Jeder Griff sitzt, wenn Lieselotte Liepert in ihrem Bürstenstand auf dem Ulmer Weihnachtsmarkt Kundinnen und Kunden eine Bürste zeigen will. Kein Wunder - sie und ihr Mann Rainer betreiben seit 25 Jahren den Bürstenstand auf dem Münsterplatz. Immer am selben Platz: erste Reihe vor dem Münster, ganz links. Ein Büdchen bis unters Dach voller Bürsten - dabei hatte alles mit einem Schwamm angefangen.
Vom Schwamm zur Bürste - dank der Kundinnen
Alles fing damit an, dass sich Rainer und Lieselotte Liepert kennenlernten. "Als wir zusammenkamen, hatten wir beide schon einen großen Hausstand und vieles doppelt", erzählt Lieselotte Liepert. Das war 1988. Weil die Sachen noch gut erhalten waren, verkauften sie vieles auf einem Flohmarkt. Dort entdeckten sie einen Mann, der Spülschwämme anbot - damals eine Neuheit. Kurzerhand beschlossen sie, auch welche zu verkaufen. "Und dann kamen immer öfter Leute, die fragten: Habt ihr auch Spülbürsten?", erzählt Lieselotte Liepert lachend - und so fing alles an.
Eigentlich ist sie Kauffrau und er Lkw- und Kranfahrer: "Ich hab immer gesagt: Ich verkaufe alles und du fährst alles!" Heute ist ihr Mann 64 und sie 66 Jahre alt und sie weiß: Für jede Lebenslage gibt es eine Bürste.

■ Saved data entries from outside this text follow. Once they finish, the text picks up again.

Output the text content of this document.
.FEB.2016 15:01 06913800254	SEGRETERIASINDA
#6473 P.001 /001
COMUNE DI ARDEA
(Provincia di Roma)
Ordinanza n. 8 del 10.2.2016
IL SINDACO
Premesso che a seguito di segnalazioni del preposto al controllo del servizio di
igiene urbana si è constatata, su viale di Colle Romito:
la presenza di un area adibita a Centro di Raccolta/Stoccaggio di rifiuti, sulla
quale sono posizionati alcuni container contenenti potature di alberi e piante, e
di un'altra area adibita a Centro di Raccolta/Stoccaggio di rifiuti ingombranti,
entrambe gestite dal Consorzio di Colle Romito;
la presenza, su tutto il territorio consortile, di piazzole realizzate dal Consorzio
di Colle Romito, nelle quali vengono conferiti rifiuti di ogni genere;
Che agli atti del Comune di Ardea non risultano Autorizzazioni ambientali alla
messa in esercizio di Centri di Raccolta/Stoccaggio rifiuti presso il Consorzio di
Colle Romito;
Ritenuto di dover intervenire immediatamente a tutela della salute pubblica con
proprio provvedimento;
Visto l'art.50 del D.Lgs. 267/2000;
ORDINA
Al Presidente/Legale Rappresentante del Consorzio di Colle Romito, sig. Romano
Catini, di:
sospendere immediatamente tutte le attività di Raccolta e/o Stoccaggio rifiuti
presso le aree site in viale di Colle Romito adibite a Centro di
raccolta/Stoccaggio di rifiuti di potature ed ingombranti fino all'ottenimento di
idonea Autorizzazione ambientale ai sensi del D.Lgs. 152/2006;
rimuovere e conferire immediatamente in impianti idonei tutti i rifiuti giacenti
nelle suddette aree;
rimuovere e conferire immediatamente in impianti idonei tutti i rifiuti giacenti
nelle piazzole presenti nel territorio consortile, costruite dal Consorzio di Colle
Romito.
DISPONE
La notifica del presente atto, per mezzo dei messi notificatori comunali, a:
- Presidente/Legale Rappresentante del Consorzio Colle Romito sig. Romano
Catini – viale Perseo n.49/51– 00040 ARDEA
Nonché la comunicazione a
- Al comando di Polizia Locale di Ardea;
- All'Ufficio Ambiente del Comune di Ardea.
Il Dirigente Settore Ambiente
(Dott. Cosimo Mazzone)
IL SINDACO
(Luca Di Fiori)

Mehr als 4.500 Bürsten im Stand
Wer in die kleine Bude auf dem Ulmer Weihnachtsmarkt kommt, ahnt noch nicht, welche Schätze dort warten. Es geht drei Stufen rauf, drinnen ist es hell und gemütlich. In einem Rundgang sind Bürsten aller Art zu finden. Sie stecken in Behältern, liegen in Regalen und hängen von der Decke. Jede noch so kleine Stelle beherbergt eine Bürste. Mehr als 4.500 Exemplare haben sie in ihrem Marktstand, erzählt Ehemann Rainer.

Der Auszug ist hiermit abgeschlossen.